After a year of merely chatting on Facebook Messenger, talking for a few minutes on cellphone and text-ing we managed to try to schedule, plan,cancel and reschedule this meet ups again ...Now, It finally happened. I just couldn't believe it. That they were in front of me.

 So today, is the day for reminiscing. OMG! these ladies can talk for hours! hehehhehe ... I needed to wait for my turn to speak and when I got my chance they would butt in and left me all ears again. hehehe I dont mind ... I just love their company.

Marissa transformed into a clown. I said this not to belittle her or mean it in a bad way, the truth of the matter is I said this  because she made us laugh with her stories and her tactless comeback is funnier!. I love her sense of humor. The lady knows how to make fun of herself  and still exude this oozing appeal that I think everyone will love.

Cecil, is the serious type. Very motherly and conservative. Especially with regards to her daughters, very protective. I sense how a good mother she has become. She's still the same soft spoken type of a lady. And just like me she knows how to appreciate when one tries and makes her laugh.

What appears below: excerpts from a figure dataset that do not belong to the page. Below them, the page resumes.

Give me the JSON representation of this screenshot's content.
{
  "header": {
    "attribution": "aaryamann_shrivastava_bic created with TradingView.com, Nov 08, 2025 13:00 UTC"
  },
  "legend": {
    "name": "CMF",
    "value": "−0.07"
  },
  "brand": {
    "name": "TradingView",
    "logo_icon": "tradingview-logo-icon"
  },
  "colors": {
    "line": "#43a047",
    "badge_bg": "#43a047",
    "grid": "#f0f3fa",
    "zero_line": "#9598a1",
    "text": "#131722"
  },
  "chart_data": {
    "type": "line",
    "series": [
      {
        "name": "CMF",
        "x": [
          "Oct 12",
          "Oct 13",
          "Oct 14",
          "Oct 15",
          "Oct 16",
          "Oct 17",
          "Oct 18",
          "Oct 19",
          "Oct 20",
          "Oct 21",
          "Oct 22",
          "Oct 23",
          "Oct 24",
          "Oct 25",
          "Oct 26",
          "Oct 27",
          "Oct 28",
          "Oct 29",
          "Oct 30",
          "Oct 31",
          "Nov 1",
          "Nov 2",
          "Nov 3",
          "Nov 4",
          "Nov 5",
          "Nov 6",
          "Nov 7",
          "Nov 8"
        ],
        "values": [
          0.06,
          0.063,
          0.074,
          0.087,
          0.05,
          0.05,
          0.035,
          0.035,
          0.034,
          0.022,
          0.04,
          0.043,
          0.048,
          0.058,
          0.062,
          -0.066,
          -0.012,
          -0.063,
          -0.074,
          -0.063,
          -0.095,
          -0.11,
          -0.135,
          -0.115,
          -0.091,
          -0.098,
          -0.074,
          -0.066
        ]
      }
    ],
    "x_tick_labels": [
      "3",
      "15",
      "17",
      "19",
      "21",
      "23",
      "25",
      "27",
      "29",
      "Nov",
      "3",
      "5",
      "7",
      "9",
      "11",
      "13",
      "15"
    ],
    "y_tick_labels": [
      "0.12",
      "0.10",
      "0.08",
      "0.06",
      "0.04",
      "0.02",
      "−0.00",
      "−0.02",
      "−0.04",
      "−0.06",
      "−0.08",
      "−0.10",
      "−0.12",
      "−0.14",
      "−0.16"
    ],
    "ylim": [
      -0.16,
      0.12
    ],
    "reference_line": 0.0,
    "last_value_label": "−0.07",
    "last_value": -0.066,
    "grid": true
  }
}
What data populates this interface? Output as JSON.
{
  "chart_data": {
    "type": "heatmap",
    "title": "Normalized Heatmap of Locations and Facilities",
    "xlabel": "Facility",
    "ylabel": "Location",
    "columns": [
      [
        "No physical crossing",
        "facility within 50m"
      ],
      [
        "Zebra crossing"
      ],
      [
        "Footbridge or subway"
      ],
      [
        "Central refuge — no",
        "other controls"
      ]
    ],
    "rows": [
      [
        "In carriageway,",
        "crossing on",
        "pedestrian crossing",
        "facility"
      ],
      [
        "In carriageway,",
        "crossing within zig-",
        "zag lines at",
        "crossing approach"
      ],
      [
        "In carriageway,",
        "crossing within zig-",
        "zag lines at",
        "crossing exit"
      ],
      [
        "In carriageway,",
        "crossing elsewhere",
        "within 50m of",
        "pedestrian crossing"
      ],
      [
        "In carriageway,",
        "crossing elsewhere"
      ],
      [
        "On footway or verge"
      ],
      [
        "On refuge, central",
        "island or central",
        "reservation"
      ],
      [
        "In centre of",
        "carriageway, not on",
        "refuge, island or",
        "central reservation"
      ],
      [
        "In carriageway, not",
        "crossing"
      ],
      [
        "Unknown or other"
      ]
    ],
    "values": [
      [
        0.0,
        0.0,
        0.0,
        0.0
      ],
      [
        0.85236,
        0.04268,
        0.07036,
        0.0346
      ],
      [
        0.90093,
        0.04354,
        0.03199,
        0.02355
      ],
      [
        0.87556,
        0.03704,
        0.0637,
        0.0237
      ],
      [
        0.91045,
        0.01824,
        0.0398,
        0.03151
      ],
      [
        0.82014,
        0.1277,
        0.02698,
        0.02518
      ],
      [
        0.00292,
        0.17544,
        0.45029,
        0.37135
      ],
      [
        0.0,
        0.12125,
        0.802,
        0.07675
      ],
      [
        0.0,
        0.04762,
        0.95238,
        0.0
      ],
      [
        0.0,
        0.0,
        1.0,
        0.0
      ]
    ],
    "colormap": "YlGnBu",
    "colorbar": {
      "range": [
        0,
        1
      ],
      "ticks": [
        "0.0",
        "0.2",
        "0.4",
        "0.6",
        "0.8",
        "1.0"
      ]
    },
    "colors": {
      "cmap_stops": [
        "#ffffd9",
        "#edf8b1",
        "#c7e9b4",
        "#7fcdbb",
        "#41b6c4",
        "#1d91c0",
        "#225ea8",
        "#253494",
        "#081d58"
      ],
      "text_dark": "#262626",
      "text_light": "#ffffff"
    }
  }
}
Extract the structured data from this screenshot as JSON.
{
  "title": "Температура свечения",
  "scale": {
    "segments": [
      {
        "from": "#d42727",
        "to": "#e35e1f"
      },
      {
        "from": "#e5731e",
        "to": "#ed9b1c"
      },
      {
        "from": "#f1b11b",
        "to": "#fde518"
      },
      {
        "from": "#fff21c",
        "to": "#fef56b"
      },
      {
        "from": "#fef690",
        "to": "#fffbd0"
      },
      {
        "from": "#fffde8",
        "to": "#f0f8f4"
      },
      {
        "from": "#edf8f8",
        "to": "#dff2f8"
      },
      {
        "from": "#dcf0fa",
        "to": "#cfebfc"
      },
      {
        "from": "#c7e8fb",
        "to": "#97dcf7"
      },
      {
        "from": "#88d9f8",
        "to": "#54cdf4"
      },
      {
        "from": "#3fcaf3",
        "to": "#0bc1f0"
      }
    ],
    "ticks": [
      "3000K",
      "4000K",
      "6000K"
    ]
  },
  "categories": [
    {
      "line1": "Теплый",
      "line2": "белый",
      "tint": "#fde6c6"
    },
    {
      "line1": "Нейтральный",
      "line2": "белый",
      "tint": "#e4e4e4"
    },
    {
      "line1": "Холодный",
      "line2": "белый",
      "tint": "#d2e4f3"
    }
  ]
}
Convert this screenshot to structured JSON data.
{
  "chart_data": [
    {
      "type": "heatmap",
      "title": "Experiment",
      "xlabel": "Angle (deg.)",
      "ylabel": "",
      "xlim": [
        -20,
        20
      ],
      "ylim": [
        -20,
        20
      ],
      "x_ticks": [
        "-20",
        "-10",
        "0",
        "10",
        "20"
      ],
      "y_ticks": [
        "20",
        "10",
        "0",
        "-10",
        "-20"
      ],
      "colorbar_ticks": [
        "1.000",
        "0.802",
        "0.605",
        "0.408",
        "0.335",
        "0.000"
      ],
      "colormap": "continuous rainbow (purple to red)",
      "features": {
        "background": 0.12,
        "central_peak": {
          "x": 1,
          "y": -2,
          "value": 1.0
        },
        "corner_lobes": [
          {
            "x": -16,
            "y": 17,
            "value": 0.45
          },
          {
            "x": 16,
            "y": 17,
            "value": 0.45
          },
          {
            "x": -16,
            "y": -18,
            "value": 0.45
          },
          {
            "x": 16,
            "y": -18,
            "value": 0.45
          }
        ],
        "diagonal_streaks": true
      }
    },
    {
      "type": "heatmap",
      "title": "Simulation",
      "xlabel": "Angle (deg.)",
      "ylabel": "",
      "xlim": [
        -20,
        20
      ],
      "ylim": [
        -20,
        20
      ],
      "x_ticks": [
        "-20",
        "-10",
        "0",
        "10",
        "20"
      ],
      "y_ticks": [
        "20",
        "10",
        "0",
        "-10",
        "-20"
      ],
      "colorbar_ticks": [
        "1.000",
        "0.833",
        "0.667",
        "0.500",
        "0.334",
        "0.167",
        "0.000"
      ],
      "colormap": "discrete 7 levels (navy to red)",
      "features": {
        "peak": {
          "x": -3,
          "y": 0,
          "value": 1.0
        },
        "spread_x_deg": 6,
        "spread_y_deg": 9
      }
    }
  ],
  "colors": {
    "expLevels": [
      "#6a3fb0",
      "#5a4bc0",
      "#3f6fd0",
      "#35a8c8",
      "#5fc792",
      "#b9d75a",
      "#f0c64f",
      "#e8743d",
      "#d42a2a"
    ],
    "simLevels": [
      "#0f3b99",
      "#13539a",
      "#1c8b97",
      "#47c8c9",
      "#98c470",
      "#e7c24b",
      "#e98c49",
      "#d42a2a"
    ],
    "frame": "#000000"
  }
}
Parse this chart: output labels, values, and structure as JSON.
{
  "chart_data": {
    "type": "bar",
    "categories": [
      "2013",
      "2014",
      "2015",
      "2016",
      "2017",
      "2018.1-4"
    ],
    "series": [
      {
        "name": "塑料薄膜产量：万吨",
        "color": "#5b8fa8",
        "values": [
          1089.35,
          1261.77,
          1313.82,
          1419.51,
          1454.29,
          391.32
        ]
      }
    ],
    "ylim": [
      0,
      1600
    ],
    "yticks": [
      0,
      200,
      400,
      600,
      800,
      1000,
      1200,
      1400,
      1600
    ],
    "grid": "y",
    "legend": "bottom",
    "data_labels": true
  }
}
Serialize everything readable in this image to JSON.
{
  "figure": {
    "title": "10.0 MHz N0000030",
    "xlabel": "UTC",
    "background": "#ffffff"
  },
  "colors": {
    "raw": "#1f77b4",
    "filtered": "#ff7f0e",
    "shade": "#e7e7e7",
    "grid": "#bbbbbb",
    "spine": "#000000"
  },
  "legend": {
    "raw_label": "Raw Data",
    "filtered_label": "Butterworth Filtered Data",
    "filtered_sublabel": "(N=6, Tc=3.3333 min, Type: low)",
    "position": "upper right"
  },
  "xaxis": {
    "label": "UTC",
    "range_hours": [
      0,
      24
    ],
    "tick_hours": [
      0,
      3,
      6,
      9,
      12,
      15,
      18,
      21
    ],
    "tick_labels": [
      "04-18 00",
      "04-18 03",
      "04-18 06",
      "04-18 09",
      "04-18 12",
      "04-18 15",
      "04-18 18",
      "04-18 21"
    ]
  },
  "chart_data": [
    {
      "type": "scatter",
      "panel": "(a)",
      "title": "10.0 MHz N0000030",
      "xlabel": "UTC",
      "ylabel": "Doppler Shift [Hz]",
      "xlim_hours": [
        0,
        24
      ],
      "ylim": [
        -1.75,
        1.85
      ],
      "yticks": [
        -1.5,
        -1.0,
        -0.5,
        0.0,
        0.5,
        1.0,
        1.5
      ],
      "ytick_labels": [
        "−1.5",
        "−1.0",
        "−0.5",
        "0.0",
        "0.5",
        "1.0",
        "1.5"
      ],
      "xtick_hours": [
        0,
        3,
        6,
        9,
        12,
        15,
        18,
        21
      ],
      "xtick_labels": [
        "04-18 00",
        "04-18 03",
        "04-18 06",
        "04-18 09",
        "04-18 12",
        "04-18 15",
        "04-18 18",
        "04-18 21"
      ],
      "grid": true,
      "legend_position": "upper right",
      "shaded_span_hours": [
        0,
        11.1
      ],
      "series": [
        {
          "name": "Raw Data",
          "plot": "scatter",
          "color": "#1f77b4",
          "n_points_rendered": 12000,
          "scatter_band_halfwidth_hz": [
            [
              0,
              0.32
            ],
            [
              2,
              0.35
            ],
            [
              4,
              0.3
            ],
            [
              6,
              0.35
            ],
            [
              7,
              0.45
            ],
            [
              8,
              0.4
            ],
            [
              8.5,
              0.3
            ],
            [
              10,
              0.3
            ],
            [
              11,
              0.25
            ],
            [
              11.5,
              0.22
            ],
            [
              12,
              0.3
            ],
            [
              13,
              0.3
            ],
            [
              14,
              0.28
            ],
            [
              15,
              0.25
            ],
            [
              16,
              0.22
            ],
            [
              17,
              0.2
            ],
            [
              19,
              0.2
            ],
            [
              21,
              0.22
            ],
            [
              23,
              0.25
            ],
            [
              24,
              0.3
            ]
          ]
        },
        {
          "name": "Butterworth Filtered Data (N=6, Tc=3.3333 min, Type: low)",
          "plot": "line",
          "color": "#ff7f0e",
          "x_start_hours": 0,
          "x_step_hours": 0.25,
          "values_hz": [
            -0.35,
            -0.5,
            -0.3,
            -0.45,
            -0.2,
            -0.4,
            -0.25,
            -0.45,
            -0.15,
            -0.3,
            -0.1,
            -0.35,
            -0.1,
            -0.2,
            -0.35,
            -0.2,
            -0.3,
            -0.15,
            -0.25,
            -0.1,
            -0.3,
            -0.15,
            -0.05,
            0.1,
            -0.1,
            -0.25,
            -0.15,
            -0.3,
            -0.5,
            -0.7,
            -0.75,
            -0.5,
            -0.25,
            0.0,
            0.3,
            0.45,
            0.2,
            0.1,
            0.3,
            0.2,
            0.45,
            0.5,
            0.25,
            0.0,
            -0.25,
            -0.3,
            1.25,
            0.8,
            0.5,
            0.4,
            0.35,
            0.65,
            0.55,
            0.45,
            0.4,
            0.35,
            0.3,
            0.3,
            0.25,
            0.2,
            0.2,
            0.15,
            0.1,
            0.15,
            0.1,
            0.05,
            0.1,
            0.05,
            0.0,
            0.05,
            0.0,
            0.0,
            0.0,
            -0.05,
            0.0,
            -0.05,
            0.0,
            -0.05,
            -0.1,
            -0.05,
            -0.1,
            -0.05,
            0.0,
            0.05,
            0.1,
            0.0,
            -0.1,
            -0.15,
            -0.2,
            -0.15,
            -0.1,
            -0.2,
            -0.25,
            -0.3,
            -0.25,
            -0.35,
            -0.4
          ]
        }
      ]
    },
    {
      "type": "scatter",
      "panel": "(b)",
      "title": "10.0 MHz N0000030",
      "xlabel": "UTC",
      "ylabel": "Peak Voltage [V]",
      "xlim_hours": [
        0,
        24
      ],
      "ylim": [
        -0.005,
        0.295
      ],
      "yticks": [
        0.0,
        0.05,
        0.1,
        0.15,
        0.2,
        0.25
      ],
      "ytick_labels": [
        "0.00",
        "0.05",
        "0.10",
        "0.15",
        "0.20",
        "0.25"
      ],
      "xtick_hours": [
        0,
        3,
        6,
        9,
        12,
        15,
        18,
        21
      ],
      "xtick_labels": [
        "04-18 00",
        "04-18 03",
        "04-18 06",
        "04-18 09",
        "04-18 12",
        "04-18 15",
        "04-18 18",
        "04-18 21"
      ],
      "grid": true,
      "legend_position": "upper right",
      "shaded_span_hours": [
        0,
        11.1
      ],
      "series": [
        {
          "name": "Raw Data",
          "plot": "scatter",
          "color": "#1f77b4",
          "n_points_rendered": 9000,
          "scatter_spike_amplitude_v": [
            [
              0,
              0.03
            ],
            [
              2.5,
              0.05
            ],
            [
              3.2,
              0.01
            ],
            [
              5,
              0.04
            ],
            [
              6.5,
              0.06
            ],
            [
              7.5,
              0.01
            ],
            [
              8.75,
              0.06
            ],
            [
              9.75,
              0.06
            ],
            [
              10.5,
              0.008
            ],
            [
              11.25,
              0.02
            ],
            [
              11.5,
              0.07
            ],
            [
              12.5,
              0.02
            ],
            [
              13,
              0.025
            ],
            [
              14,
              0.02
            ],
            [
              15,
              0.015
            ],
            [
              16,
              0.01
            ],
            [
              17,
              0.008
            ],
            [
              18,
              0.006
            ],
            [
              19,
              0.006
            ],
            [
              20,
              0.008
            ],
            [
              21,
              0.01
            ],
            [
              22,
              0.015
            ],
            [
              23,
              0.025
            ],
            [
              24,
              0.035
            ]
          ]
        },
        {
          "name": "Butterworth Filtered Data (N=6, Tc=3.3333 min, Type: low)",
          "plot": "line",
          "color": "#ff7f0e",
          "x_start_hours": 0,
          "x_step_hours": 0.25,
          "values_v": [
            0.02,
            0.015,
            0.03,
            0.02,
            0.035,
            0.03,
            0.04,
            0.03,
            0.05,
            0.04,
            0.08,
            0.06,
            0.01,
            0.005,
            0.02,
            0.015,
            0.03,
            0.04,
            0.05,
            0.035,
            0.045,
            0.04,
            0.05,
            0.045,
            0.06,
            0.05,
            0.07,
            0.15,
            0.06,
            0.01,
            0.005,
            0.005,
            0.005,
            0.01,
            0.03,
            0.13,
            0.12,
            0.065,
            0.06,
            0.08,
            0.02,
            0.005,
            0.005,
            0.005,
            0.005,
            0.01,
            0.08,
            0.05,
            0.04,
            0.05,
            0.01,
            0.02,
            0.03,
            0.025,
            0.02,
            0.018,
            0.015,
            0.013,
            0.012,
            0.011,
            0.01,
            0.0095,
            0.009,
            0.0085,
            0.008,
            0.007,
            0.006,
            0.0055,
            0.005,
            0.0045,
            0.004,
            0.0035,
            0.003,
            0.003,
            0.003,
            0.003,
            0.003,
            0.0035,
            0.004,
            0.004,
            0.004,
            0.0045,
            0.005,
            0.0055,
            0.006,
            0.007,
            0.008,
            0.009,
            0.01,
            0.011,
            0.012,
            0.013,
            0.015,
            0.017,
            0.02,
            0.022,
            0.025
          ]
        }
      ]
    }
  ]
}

  Both has children of their own. And with what I had observed, I think the  kids grew up well mannered and very loving.

The plan for today was to go for a swim at the Clubhouse pool at 3 PM.

 The 3 of us (Cecil, Marissa and Me!) got busy at my Kitchen. We prepared our food and stuff. While the kids were waiting, I let them use my laptop and the much younger ones watched cartoons. We had breakfast, then lunch and then we went swimming. Here's some of the snapshots!

Few minutes from arrival

lunchtime

bonding

no fuss

no makeups! :P

happiness

BFF's

Our kids!


The day seemed short and goodbye's wasn't easy.  But all things must come to an end. And in my heart there is hope that one day we will have one more day, just like this. All I know is that the three of us will remain to be best of friends... till we're old and gray....  That's a promise we made to each other today.